Dokter Spesialis Penyakit Dalam, dr. Rosandi Himawan, Sp.PD, dalam acara Morning Zone di Youtube Okezone mengatakan bahwa mi instan sebenarnya masih boleh dikonsumsi. Namun, dengan catatan tidak menjadi kebiasaan yang terlalu sering.
Menurutnya, konsumsi mi instan sebaiknya dianggap sebagai makanan sesekali atau cheat meal. Mi instan bukan sebagai pilihan makanan rutin.
“Kalau saya sih sebenarnya bukan yang terlalu ketat. Pasien boleh kalau ingin makan makanan instan, tapi jarang-jarang saja. Kalau saya, biasanya sebulan sekali,” ujar dr. Rosandi dalam acara Morning Zone di YouTube Okezone.
Mi instan umumnya mengandung kadar natrium atau garam yang cukup tinggi. Jika dikonsumsi terlalu sering, asupan garam berlebih dapat meningkatkan risiko tekanan darah tinggi atau hipertensi.
Selain itu, mi instan cenderung rendah serat dan tidak selalu memenuhi kebutuhan nutrisi tubuh apabila dikonsumsi tanpa tambahan sumber protein dan sayuran. Kebiasaan makan mi instan terlalu sering juga dapat membuat pola makan menjadi kurang seimbang karena tubuh lebih banyak mendapatkan kalori dari karbohidrat dan lemak, tetapi kekurangan vitamin, mineral, serta serat.
Bagi yang tetap ingin menikmati mi instan, dr. Rosandi menyarankan agar frekuensinya dibatasi. Menurutnya, makan mi instan seminggu sekali masih tergolong cukup sering jika dilakukan terus-menerus. Dr. Rosandi juga mengingatkan pentingnya mengimbangi konsumsi makanan tinggi kalori dengan aktivitas fisik.

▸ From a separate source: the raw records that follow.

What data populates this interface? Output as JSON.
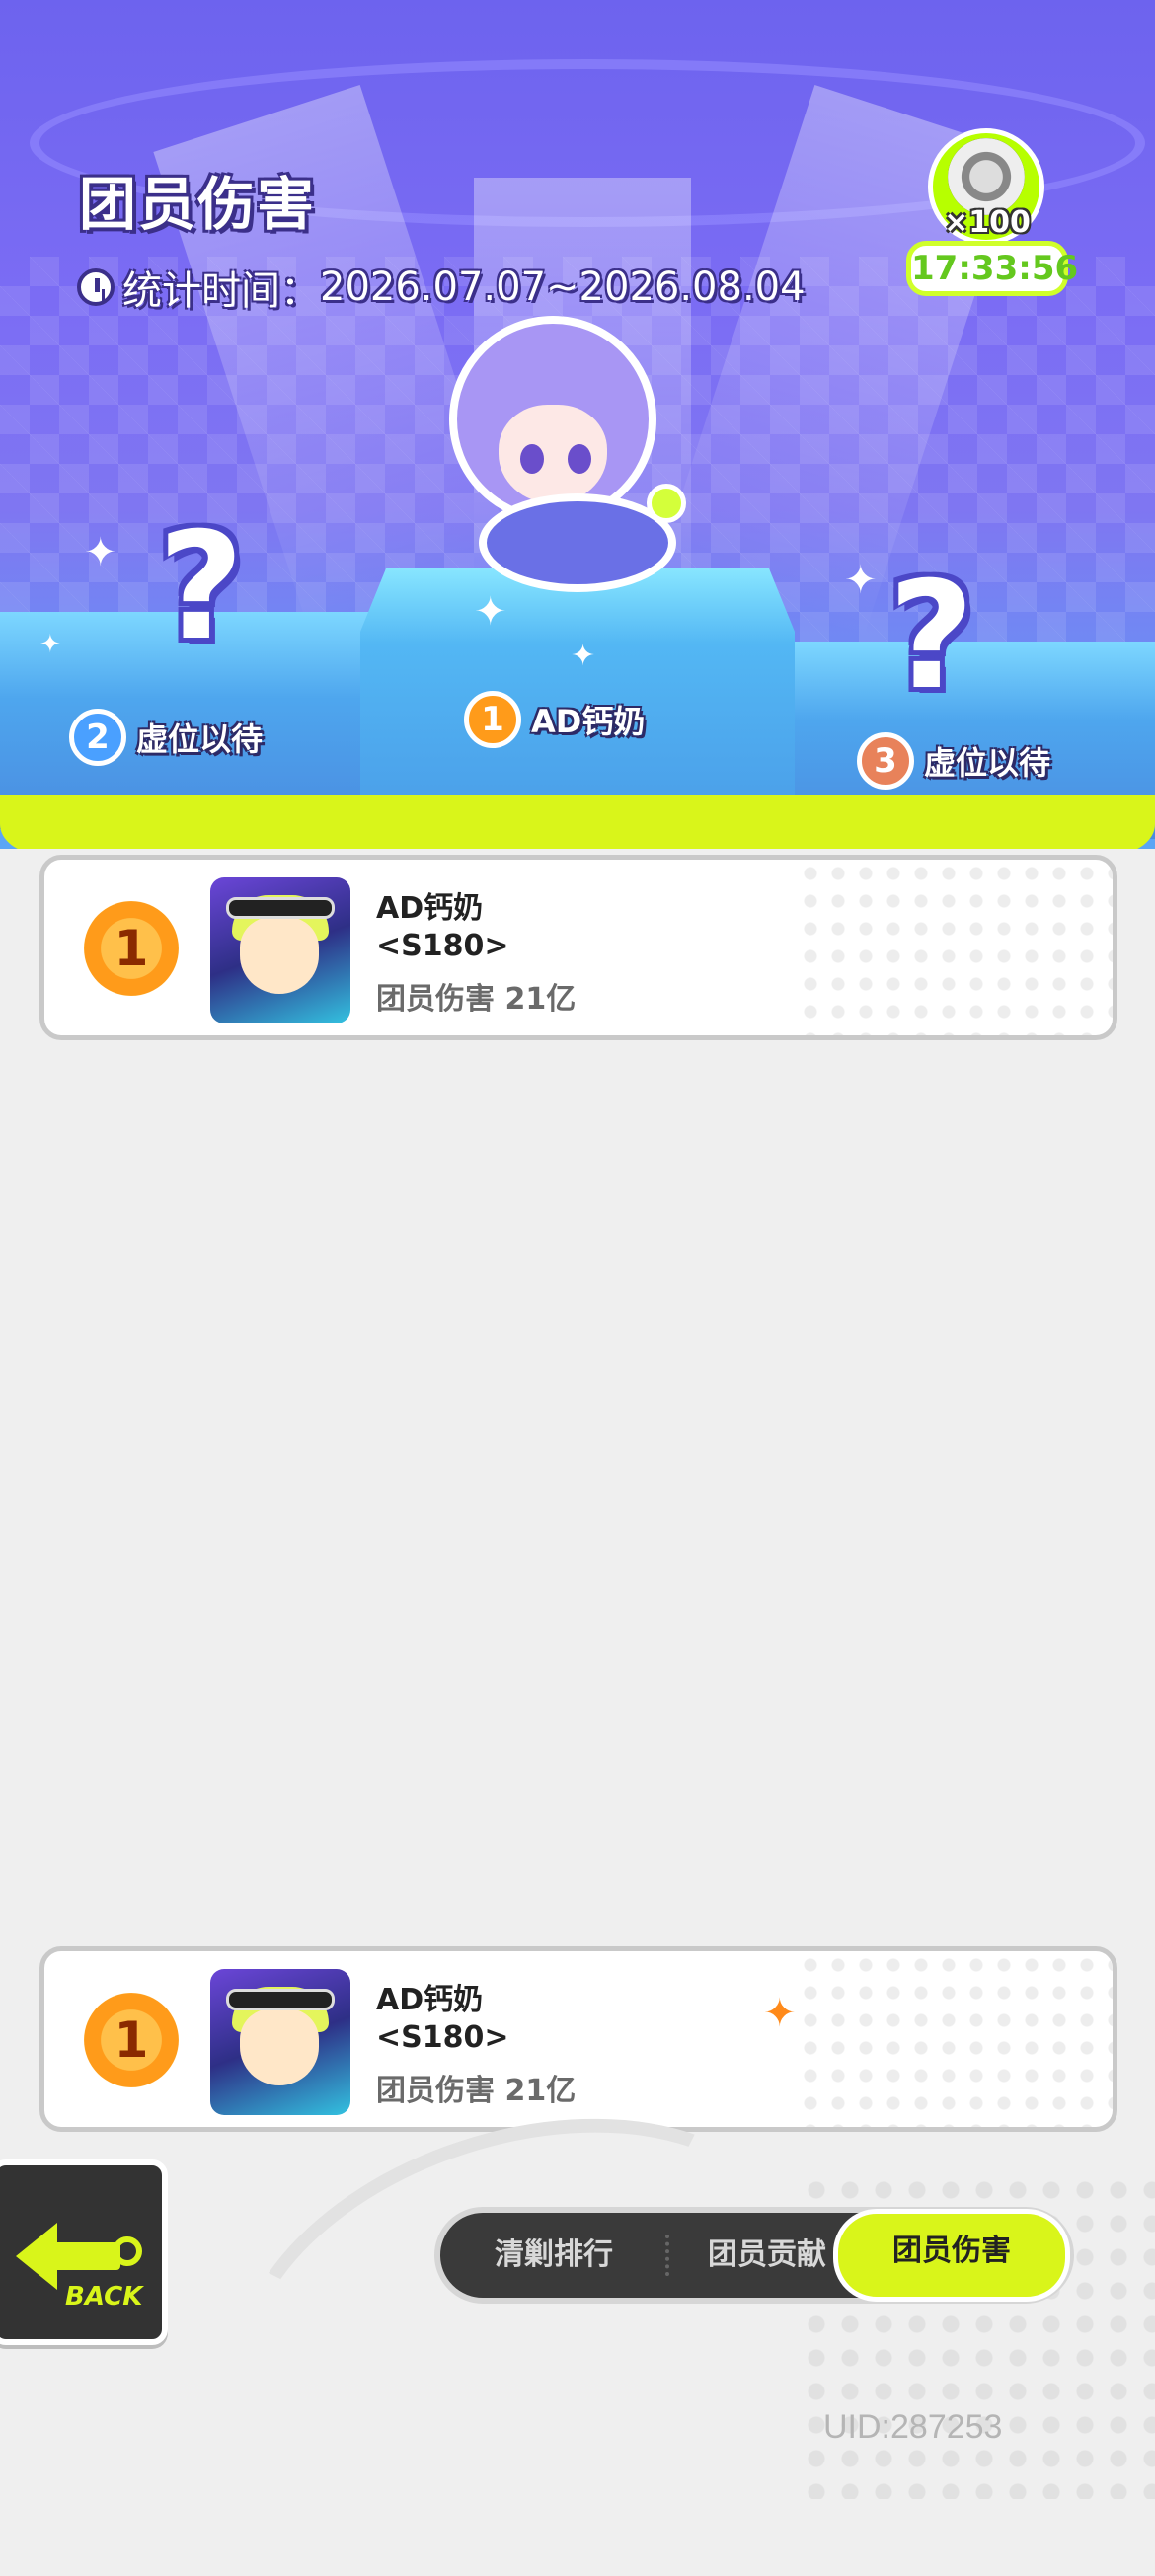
{
  "header": {
    "title": "团员伤害",
    "time_label": "统计时间：",
    "time_range": "2026.07.07~2026.08.04"
  },
  "reward": {
    "count": "×100",
    "timer": "17:33:56"
  },
  "podium": {
    "first": {
      "rank": "1",
      "name": "AD钙奶"
    },
    "second": {
      "rank": "2",
      "name": "虚位以待"
    },
    "third": {
      "rank": "3",
      "name": "虚位以待"
    }
  },
  "ranking_list": [
    {
      "rank": "1",
      "name": "AD钙奶",
      "server": "<S180>",
      "metric": "团员伤害 21亿"
    }
  ],
  "my_rank": {
    "rank": "1",
    "name": "AD钙奶",
    "server": "<S180>",
    "metric": "团员伤害 21亿"
  },
  "back": {
    "label": "BACK"
  },
  "tabs": [
    {
      "label": "清剿排行",
      "active": false
    },
    {
      "label": "团员贡献",
      "active": false
    },
    {
      "label": "团员伤害",
      "active": true
    }
  ],
  "uid": "UID:287253",
  "colors": {
    "accent": "#d9f51a",
    "hero_purple": "#7b6cf4",
    "gold": "#ff9b1a",
    "timer_green": "#64c81e"
  }
}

“Itu kayak cheating day. Jadi kalau seminggu sekali sih menurut saya frekuensinya masih cukup sering,” ujar dr. Rosandi.
“Jadi kalau mau cheating day gitu paling enggak sebulan sekali tapi habis makan yang gitu kayaknya harus kejar olahraganya harus lebih banyak,” tutupnya.